Think about it. As you travel back in time though your family history, the number of ancestors you have roughly doubles with every generation. Using the most conservative estimate of generation time -- 32 years -- in the year 1152, you had as many as 134,217,728 potential ancestors. And since genes are scrambled with every generation, it's very likely you share little to no genetic relation to most of them. They might as well be strangers!
DNA companies use two DNA tests, a Y-chromosome DNA which provides information about your male line ancestry, and a mitochondrial DNA (mtDNA) test which provides information about your female line ancestry. These tests supposedly yield more accurate information, but they still suffer from major pitfalls. For example, if two males have similar DNA on their Y-chromosome, they likely share a more recent common ancestor than individuals with dissimilar DNA, but any estimate of when or that common ancestor lived and who they are is almost entirely speculative. Mitochondrial DNA tests are similarly limited. The rate of mutation in the whole mtDNA genome is one to three percent per generation, so the time gap between mutations could be as many as 100 generations. This means that a lot of people share the same mtDNA, and their common ancestor could be as close as one generation or as far as fifty or more.
DNA testing companies often take this ambiguity and fill in the blanks with impressive stories that you can show your friends and relatives. Though fascinating, these tales share more in common with astrological horoscopes than historical accounts.
Mark Thomas, a Professor of Evolutionary Genetics at University College London is one of the most vocal advocates of this criticism. On a recent episode of the BBC radio show The Infinite Monkey Cage, he said that that appeal of both horoscopes and genetic ancestry tests arises from the Forer effect.
“If you tell somebody something that seems like it’s highly personalized but in fact is very generic -- you can apply it to anybody -- then people are much, much more likely to believe it.
The effect was revealed almost sixty-eight years ago. In 1948, psychologist Bertram R. Forer gave subjects a psychology test then presented them with a number of personality traits that the test supposedly revealed. Unbeknownst to the subjects, they all received the same set of personality traits, containing vague observations like "You have found it unwise to be too frank in revealing yourself to others" and "While you have some personality weaknesses, you are generally able to compensate for them." Yet when asked to rate the accuracy of the "personalized" evaluation, the subjects on average scored it 4.26 on a five-point scale.

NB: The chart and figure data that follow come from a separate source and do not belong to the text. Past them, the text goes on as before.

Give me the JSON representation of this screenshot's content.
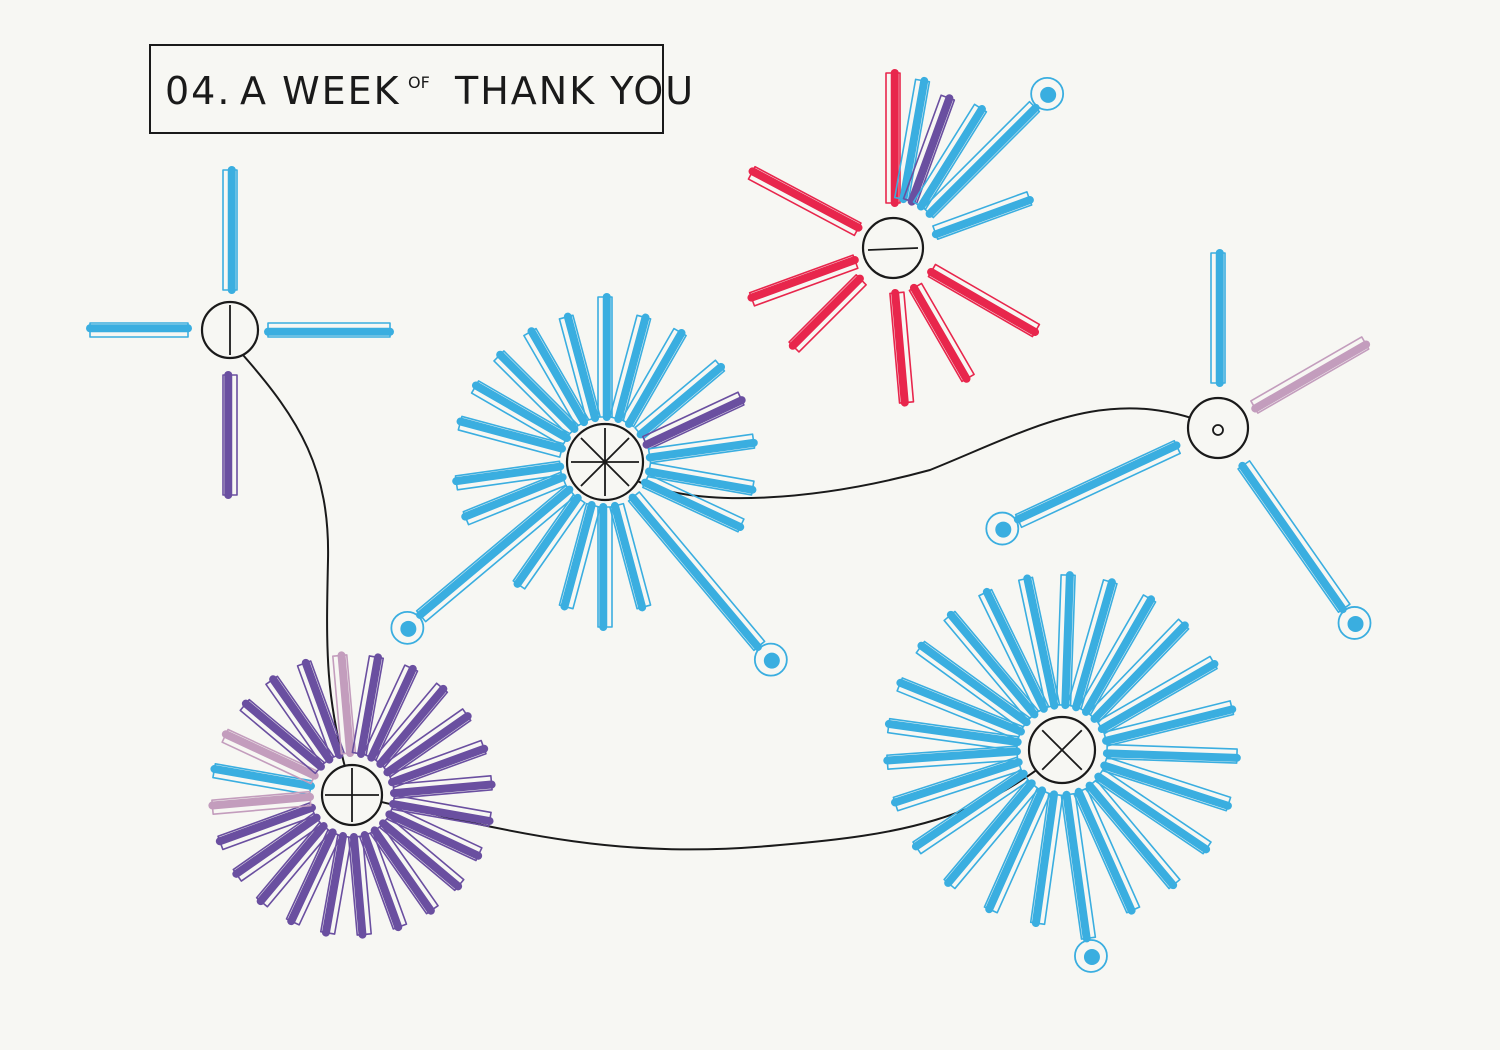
{
  "title": {
    "prefix": "04.",
    "a_week": "A WEEK",
    "of": "OF",
    "thank_you": "THANK YOU"
  },
  "colors": {
    "background": "#f7f7f3",
    "ink": "#1a1a1a",
    "blue": "#3aaee0",
    "purple": "#6a4fa0",
    "red": "#e8264c",
    "mauve": "#c39dbd"
  },
  "nodes": [
    {
      "id": "node-cross",
      "glyph": "vertical-line",
      "colors": [
        "blue",
        "blue",
        "purple",
        "blue"
      ]
    },
    {
      "id": "node-star-center",
      "glyph": "asterisk",
      "colors": [
        "blue",
        "purple"
      ]
    },
    {
      "id": "node-red-burst",
      "glyph": "horizontal-line",
      "colors": [
        "red",
        "blue",
        "purple"
      ]
    },
    {
      "id": "node-small-o",
      "glyph": "small-circle",
      "colors": [
        "blue",
        "mauve"
      ]
    },
    {
      "id": "node-purple-burst",
      "glyph": "plus",
      "colors": [
        "purple",
        "mauve",
        "blue"
      ]
    },
    {
      "id": "node-blue-x",
      "glyph": "x",
      "colors": [
        "blue"
      ]
    }
  ],
  "connections": [
    [
      "node-cross",
      "node-purple-burst"
    ],
    [
      "node-purple-burst",
      "node-blue-x"
    ],
    [
      "node-star-center",
      "node-small-o"
    ]
  ]
}
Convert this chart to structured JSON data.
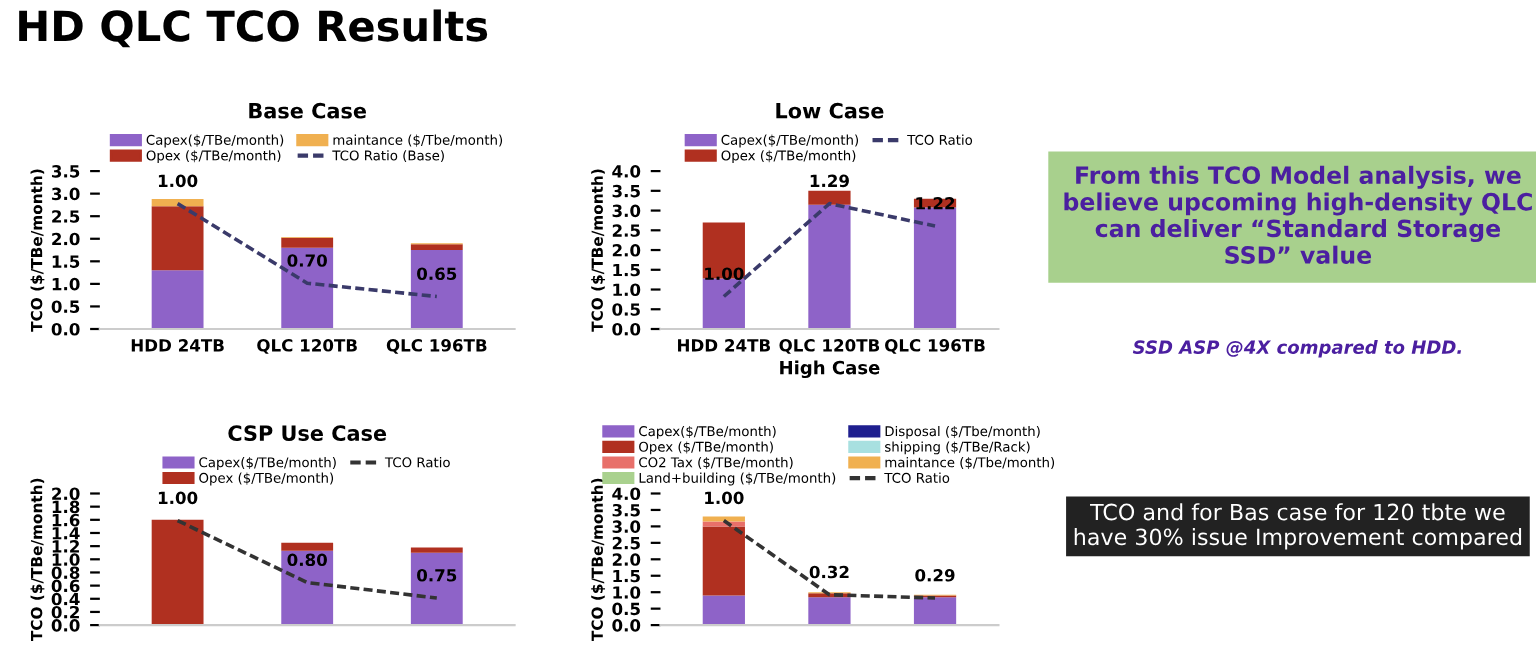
{
  "chart_data": [
    {
      "type": "other",
      "title": "HD QLC TCO Results",
      "annotations": [
        "From this TCO Model analysis, we believe upcoming high-density QLC can deliver “Standard Storage SSD” value",
        "SSD ASP @4X compared to HDD.",
        "TCO and for Bas case for 120 tbte we have 30% issue Improvement compared"
      ]
    },
    {
      "type": "bar",
      "stacked": true,
      "title": "Base Case",
      "ylabel": "TCO ($/TBe/month)",
      "categories": [
        "HDD 24TB",
        "QLC 120TB",
        "QLC 196TB"
      ],
      "ylim": [
        0,
        3.5
      ],
      "yticks": [
        {
          "value": 0,
          "label": "0.0"
        },
        0.5,
        {
          "value": 1,
          "label": "1.0"
        },
        1.5,
        {
          "value": 2,
          "label": "2.0"
        },
        2.5,
        {
          "value": 3,
          "label": "3.0"
        },
        3.5
      ],
      "legend": "top",
      "series": [
        {
          "name": "Capex($/TBe/month)",
          "color": "#8e63c8",
          "values": [
            1.3,
            1.8,
            1.75
          ]
        },
        {
          "name": "Opex ($/TBe/month)",
          "color": "#b03020",
          "values": [
            1.42,
            0.22,
            0.13
          ]
        },
        {
          "name": "maintance ($/Tbe/month)",
          "color": "#f0b050",
          "values": [
            0.16,
            0.02,
            0.02
          ]
        },
        {
          "name": "TCO Ratio (Base)",
          "type": "line",
          "axis": "y2",
          "line_style": "dashed",
          "color": "#3a3a6a",
          "values": [
            1.0,
            0.7,
            0.65
          ],
          "value_labels": [
            "1.00",
            "0.70",
            "0.65"
          ]
        }
      ]
    },
    {
      "type": "bar",
      "stacked": true,
      "title": "Low Case",
      "ylabel": "TCO ($/TBe/month)",
      "categories": [
        "HDD 24TB",
        "QLC 120TB",
        "QLC 196TB"
      ],
      "xlabel": "High Case",
      "ylim": [
        0,
        4
      ],
      "yticks": [
        {
          "value": 0,
          "label": "0.0"
        },
        0.5,
        {
          "value": 1,
          "label": "1.0"
        },
        1.5,
        {
          "value": 2,
          "label": "2.0"
        },
        2.5,
        {
          "value": 3,
          "label": "3.0"
        },
        3.5,
        {
          "value": 4,
          "label": "4.0"
        }
      ],
      "legend": "top",
      "series": [
        {
          "name": "Capex($/TBe/month)",
          "color": "#8e63c8",
          "values": [
            1.28,
            3.15,
            3.08
          ]
        },
        {
          "name": "Opex ($/TBe/month)",
          "color": "#b03020",
          "values": [
            1.42,
            0.35,
            0.22
          ]
        },
        {
          "name": "TCO Ratio",
          "type": "line",
          "axis": "y2",
          "line_style": "dashed",
          "color": "#3a3a6a",
          "values": [
            1.0,
            1.29,
            1.22
          ],
          "value_labels": [
            "1.00",
            "1.29",
            "1.22"
          ]
        }
      ]
    },
    {
      "type": "bar",
      "stacked": true,
      "title": "CSP Use Case",
      "ylabel": "TCO ($/TBe/month)",
      "categories": [
        null,
        null,
        null
      ],
      "ylim": [
        0,
        2
      ],
      "yticks": [
        {
          "value": 0,
          "label": "0.0"
        },
        0.2,
        0.4,
        0.6,
        0.8,
        {
          "value": 1,
          "label": "1.0"
        },
        1.2,
        1.4,
        1.6,
        1.8,
        {
          "value": 2,
          "label": "2.0"
        }
      ],
      "legend": "top",
      "series": [
        {
          "name": "Capex($/TBe/month)",
          "color": "#8e63c8",
          "values": [
            null,
            1.13,
            1.1
          ]
        },
        {
          "name": "Opex ($/TBe/month)",
          "color": "#b03020",
          "values": [
            1.6,
            0.12,
            0.08
          ]
        },
        {
          "name": "TCO Ratio",
          "type": "line",
          "axis": "y2",
          "line_style": "dashed",
          "color": "#333333",
          "values": [
            1.0,
            0.8,
            0.75
          ],
          "value_labels": [
            "1.00",
            "0.80",
            "0.75"
          ]
        }
      ]
    },
    {
      "type": "bar",
      "stacked": true,
      "ylabel": "TCO ($/TBe/month)",
      "categories": [
        null,
        null,
        null
      ],
      "ylim": [
        0,
        4
      ],
      "yticks": [
        {
          "value": 0,
          "label": "0.0"
        },
        0.5,
        {
          "value": 1,
          "label": "1.0"
        },
        1.5,
        {
          "value": 2,
          "label": "2.0"
        },
        2.5,
        {
          "value": 3,
          "label": "3.0"
        },
        3.5,
        {
          "value": 4,
          "label": "4.0"
        }
      ],
      "legend": "top",
      "series": [
        {
          "name": "Capex($/TBe/month)",
          "color": "#8e63c8",
          "values": [
            0.9,
            0.85,
            0.85
          ]
        },
        {
          "name": "Opex ($/TBe/month)",
          "color": "#b03020",
          "values": [
            2.1,
            0.12,
            0.05
          ]
        },
        {
          "name": "CO2 Tax ($/TBe/month)",
          "color": "#e8706a",
          "values": [
            0.15,
            null,
            null
          ]
        },
        {
          "name": "Land+building ($/TBe/month)",
          "color": "#a9d18e",
          "values": [
            null,
            null,
            null
          ]
        },
        {
          "name": "Disposal ($/Tbe/month)",
          "color": "#1f1f8f",
          "values": [
            null,
            null,
            null
          ]
        },
        {
          "name": "shipping ($/TBe/Rack)",
          "color": "#a8e0e0",
          "values": [
            null,
            null,
            null
          ]
        },
        {
          "name": "maintance ($/Tbe/month)",
          "color": "#f0b050",
          "values": [
            0.15,
            0.03,
            0.02
          ]
        },
        {
          "name": "TCO Ratio",
          "type": "line",
          "axis": "y2",
          "line_style": "dashed",
          "color": "#333333",
          "values": [
            1.0,
            0.32,
            0.29
          ],
          "value_labels": [
            "1.00",
            "0.32",
            "0.29"
          ]
        }
      ]
    }
  ]
}
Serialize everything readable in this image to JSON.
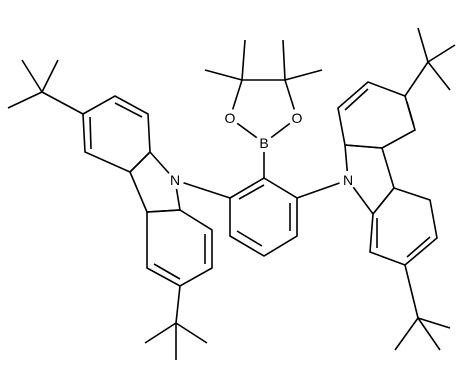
{
  "atoms": {
    "n_left": "N",
    "n_right": "N",
    "boron": "B",
    "o_left": "O",
    "o_right": "O"
  }
}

Thomas is not a fan of genetic testing because for a variety of reasons, most of all because it makes science look like a buzzkill.
"It costs unwitting customers of the genetic ancestry industry a substantial amount of hard-earned cash, and it disillusions them about science and scientists when they learn the truth, which is almost always disappointing relative to the story they were told," he wrote in The Guardian.
"Exaggerated claims from the consumer ancestry industry can also undermine the results of serious research about human genetic history, which is cautiously and slowly building up a clearer picture of the human past for all of us."
In 2007, veteran science writer Richard Conniff wrote an excellent piece for Smithsonian explaining why genealogy is bunk. In it, he seemed to relish in puncturing the inflated ego of humanity.
"Almost everyone... has Julius Caesar as a common ancestor. Half of you can probably claim Charlemagne, too. That’s because they lived a long time ago and went about the business of forefathering con gusto. You are probably also descended from every sniveling peasant who ever managed to replicate in ancient times."
Stick that in your cheek and swab it.